King H Yang and Albert L King

Bioengineering Center, Wayne State University, Detroit, Michigan, USA

Copyright © 2003 Hindawi Publishing Corporation. This is an open access article distributed under the Creative Commons Attribution License, which permits unrestricted use, distribution, and reproduction in any medium, provided the original work is properly cited.

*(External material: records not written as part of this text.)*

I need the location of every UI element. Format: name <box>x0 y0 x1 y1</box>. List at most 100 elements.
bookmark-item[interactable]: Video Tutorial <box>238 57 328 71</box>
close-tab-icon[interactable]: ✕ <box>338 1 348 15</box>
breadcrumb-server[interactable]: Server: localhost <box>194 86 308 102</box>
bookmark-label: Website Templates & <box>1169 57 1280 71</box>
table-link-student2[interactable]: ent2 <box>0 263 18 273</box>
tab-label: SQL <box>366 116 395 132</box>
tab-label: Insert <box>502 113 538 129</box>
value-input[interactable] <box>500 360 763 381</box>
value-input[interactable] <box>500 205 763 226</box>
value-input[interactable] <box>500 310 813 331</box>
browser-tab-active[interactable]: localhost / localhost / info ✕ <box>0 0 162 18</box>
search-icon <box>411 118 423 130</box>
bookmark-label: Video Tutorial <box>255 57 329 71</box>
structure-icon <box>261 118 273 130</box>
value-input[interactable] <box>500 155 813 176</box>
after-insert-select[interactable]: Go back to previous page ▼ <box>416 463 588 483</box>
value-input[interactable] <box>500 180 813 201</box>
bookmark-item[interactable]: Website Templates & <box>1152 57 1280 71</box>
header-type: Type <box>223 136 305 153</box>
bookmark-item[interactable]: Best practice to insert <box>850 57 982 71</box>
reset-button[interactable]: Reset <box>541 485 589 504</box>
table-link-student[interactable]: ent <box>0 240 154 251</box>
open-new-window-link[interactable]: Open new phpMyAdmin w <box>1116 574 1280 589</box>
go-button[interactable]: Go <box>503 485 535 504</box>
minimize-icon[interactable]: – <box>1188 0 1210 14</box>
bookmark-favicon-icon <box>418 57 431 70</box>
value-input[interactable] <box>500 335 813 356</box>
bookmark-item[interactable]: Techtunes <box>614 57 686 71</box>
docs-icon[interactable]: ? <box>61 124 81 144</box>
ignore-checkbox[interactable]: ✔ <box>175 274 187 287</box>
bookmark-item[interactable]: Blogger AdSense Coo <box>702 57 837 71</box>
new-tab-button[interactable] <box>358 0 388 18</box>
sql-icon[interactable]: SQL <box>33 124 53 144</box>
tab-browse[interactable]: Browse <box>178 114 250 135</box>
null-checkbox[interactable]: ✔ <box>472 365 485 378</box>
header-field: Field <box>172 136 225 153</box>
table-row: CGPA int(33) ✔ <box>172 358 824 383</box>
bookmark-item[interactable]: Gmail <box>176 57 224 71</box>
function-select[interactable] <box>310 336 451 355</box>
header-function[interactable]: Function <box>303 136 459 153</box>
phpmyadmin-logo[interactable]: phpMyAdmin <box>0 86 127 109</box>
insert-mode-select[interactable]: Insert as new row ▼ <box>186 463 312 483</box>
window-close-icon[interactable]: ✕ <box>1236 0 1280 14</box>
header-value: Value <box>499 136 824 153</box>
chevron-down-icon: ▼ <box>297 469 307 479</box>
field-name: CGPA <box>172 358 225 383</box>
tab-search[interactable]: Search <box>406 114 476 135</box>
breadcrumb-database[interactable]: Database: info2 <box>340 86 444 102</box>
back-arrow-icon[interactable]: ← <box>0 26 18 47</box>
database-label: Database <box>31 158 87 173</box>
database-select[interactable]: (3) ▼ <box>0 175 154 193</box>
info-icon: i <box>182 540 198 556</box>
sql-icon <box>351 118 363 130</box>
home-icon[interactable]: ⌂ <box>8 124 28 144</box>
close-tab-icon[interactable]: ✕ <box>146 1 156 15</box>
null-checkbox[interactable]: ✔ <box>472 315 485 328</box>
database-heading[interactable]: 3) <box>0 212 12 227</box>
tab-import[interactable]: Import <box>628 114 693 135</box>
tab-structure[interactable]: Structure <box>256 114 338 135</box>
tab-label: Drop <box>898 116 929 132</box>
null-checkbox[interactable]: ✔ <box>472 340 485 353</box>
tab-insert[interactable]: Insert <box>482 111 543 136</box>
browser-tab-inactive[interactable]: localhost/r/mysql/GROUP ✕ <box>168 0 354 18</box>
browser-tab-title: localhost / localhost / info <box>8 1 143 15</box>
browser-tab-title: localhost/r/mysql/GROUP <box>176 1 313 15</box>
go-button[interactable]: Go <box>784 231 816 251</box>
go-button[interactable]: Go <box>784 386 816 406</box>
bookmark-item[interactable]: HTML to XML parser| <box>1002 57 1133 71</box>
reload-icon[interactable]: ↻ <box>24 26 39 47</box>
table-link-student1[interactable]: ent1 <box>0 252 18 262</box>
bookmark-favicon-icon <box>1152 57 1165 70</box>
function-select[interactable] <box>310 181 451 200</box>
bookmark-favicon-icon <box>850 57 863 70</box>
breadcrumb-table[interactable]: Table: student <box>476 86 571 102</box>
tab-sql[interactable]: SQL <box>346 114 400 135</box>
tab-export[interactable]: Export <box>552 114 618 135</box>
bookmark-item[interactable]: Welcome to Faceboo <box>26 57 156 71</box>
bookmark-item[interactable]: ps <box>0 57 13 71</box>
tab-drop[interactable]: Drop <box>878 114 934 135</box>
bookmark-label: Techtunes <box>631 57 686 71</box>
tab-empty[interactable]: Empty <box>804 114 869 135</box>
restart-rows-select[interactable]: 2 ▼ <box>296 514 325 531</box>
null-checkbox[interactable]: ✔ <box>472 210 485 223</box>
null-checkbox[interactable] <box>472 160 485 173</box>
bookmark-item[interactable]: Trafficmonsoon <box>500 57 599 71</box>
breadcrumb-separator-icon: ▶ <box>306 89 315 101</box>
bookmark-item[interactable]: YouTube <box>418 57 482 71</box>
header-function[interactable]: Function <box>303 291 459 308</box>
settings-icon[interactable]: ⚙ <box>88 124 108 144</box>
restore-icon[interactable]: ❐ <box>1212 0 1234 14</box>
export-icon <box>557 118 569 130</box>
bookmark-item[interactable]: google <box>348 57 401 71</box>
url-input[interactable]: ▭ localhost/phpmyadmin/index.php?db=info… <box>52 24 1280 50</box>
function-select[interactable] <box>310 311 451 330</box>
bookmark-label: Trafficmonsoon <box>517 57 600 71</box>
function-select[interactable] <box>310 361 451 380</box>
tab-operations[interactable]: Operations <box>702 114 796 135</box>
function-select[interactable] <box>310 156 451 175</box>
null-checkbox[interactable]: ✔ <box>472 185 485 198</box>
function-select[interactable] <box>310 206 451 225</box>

The purpose of this study was to document the kinematics of the neck during low-speed rear-end impacts. In a series of experiments reported by Deng et al (2000), a pneumatically driven mini-sled was used to study cervical spine motion using six cadavers instrumented with metallic markers at each cervical level, a 9-accelerometer mount on the head, and a tri-axial accelerometers on the thorax. A 250-Hz x-ray system was used to record marker motion while acceleration data were digitized at 10,000 Hz. Results show that, in the global coordinate system, the head and all cervical vertebrae were primarily in extension during the entire period of x-ray data collection. In local coordinate systems, upper cervical segments were initially in relative flexion while lower segments were in extension. Facet joint capsular stretch ranged from 17 to 97%. In the vertical direction, the head and T1 accelerated upward almost instantaneously after impact initiation while there was delay for the head in the horizontal direction. This combination was the result of a force vector which was pointed in the forward and upward direction to generate an extension moment. Upward ramping of the torso was larger in tests with a 20-deg seatback angle. The study concluded that the kinematics of the neck is rather complicated and greatly influenced by the large rotations of the thoracic spine. Significant posterior shear deformation was found, as evidenced by the large facet capsular stretch. Although the neck forms a 'mild' S-shaped curve during whiplash, using its shape as an injury mechanism can be misleading because the source of pain is likely to be located in the facet capsules.